Chapter 15: Curtains and Helmets

679 32 6
                                    

(Credits to the rightful owners.)

Note: Double pov ahead (might be common from now on)

Wordcount: 3k

Jisung P.O.V

~In Malaysia~

Home.

Merely a four lettered word.

And that is all it is.

Just a damn word, a meaningless word that is non existent in reality.

Home means nothing more than concretes constructed by and for selfish human need.

Home is a myth. Just like fairytales.

"Eomma! I am done eating!"

A chirpy voice brings me back to a myth-less reality as my gaze returns to my daughter's face. Across the mini dining table adjacent to the open kitchen, I looked at her beaming smile, his glimmering doe eyes and the cutest half pigtails that I had tied a few minutes ago on her hair...that was dark brown...reminding me of a certain someone. Someone my memories latch onto like a parasite. Someone I wish my memories could let go off.

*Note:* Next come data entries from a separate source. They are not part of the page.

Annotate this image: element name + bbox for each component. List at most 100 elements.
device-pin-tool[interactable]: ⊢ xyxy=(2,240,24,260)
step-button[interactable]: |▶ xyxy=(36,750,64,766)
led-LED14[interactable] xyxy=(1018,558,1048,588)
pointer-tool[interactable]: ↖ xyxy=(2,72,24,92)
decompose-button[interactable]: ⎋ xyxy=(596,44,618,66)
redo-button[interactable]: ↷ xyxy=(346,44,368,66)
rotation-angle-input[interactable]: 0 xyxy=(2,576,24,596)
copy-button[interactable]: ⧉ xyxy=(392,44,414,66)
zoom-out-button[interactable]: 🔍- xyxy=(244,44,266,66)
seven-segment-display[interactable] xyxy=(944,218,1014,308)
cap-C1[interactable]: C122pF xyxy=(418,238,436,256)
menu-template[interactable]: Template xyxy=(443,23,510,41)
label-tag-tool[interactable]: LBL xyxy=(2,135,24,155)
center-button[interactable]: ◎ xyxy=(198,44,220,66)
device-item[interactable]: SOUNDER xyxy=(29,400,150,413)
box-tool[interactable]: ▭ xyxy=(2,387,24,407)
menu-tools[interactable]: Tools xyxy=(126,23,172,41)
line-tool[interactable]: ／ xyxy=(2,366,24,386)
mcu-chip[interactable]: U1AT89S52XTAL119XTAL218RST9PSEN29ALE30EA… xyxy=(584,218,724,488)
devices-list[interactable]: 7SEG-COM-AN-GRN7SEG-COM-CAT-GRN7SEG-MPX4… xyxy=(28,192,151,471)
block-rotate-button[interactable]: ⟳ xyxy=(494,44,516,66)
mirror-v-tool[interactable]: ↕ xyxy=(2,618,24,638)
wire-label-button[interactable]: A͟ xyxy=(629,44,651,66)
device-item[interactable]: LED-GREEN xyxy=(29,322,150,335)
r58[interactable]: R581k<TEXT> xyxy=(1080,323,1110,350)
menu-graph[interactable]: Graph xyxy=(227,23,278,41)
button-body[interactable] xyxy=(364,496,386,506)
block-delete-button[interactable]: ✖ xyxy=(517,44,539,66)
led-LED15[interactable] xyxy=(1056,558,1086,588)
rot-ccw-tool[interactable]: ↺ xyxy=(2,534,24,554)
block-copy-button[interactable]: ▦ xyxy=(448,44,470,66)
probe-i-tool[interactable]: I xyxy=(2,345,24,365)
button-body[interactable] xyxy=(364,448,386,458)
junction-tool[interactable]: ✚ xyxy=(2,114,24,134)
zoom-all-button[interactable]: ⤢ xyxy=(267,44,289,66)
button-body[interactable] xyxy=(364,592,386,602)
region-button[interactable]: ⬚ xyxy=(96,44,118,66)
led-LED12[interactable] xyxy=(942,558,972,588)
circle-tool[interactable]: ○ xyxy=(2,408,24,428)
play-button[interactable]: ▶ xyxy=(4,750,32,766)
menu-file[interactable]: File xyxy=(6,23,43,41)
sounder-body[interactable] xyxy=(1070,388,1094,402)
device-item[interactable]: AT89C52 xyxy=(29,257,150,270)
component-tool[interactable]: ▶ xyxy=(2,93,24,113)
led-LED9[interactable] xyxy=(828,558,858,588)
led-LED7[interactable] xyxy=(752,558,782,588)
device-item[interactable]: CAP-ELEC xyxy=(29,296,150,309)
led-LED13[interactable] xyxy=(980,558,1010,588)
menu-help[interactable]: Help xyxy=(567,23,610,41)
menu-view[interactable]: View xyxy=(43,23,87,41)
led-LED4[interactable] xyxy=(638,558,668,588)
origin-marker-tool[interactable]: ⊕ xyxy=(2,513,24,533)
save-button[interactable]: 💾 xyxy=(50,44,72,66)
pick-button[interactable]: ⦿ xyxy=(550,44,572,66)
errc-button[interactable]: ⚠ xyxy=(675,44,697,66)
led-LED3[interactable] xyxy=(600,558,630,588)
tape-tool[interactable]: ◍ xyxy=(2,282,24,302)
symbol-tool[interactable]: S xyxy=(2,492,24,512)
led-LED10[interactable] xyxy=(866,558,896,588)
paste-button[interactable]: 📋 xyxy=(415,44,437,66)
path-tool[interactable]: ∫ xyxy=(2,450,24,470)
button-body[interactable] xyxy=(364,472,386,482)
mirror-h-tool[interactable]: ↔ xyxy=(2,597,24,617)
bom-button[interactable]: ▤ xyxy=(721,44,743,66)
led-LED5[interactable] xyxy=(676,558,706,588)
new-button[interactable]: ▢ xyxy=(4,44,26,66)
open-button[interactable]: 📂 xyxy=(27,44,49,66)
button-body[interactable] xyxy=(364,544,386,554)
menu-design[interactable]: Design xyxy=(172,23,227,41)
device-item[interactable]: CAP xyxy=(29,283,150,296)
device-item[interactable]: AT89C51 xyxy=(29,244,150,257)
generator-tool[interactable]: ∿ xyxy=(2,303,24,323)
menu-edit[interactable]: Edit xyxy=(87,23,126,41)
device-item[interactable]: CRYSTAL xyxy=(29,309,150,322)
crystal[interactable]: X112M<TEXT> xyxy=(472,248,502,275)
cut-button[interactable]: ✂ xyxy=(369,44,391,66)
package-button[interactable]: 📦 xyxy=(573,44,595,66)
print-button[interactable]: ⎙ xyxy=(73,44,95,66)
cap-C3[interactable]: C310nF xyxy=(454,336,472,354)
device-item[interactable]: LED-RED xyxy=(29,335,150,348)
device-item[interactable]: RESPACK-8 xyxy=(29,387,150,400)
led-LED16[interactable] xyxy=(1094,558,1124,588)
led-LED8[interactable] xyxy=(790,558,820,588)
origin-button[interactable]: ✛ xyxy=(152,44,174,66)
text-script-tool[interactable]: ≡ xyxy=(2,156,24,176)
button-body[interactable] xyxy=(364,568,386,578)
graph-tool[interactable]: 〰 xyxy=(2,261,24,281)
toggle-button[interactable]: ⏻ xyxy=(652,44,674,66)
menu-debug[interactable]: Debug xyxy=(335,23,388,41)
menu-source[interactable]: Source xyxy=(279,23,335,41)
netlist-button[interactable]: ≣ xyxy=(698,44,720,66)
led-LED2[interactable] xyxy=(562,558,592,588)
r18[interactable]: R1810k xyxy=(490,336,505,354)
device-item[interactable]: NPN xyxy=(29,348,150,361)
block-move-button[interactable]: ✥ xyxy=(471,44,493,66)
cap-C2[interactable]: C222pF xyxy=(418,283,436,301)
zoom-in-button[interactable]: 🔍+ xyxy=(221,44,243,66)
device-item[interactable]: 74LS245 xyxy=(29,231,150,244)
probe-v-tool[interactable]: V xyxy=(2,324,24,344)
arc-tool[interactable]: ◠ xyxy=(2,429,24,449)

"Good. Did you like the pancakes?" I asked, smiling as my daughter's smile grew wider.

"Yesh! But I liked the pudding more!"

He liked puddings too. Before every basketball match, that was his staple meal, a lucky charm.

I hate pudding.

But my daughter likes it. She takes after him. More than my liking sometimes. No...I can't hate...even that's a big word...I can't even dislike any of her qualities or likings. How can I? She is my daughter. A part of my very existence. I love everything about her. Even those features and characteristics that I used to love about him.

"I'll get you more pudding tomorrow Ryu. Since you been such a good girl! You even got a star from Miss Anne at school!" I praised.

My daughter's giggled in response.

"Thank you eomma!" She said.

Unlike a young me, my daughter knew how to receive compliments, very well in fact. I made sure to shower her with every kind compliment and every drop of praise I could as her eomma. I made sure that she felt every bit of warmth I craved as a little child.

Warmth.

Such a deep word and a fickle emotion. It holds the power to make you feel the most secured and loved person in one moment and in the next moment that feeling can be snatched away from you like it was never even present in the first place.

I only pray every passing second of every day I live through, that my daughter never gets to know the feeling of the cold after warmth.

"Come on. It's time for school!" I said as I put on my shoes near the front door to my apartment, and reached out a hand to my kid who stood next to as tall as my waist. She stopped fidgeting with the straps of her school bag and grabbed my hand.

It's feels strange...almost funny everytime I let the fact that it's been almost six years already sink in my mind. Almost six years with my daughter, who is now old enough to go to pre-school with her little bag filled with crayons. Six years in this new place, which now has grown much more familiar to me. Six years away from an old place where I experienced all of my childhood and a glimpse of my adulthood. Six years way from people...friends whom I treasured like family, the true meaning of both such words they had taught me.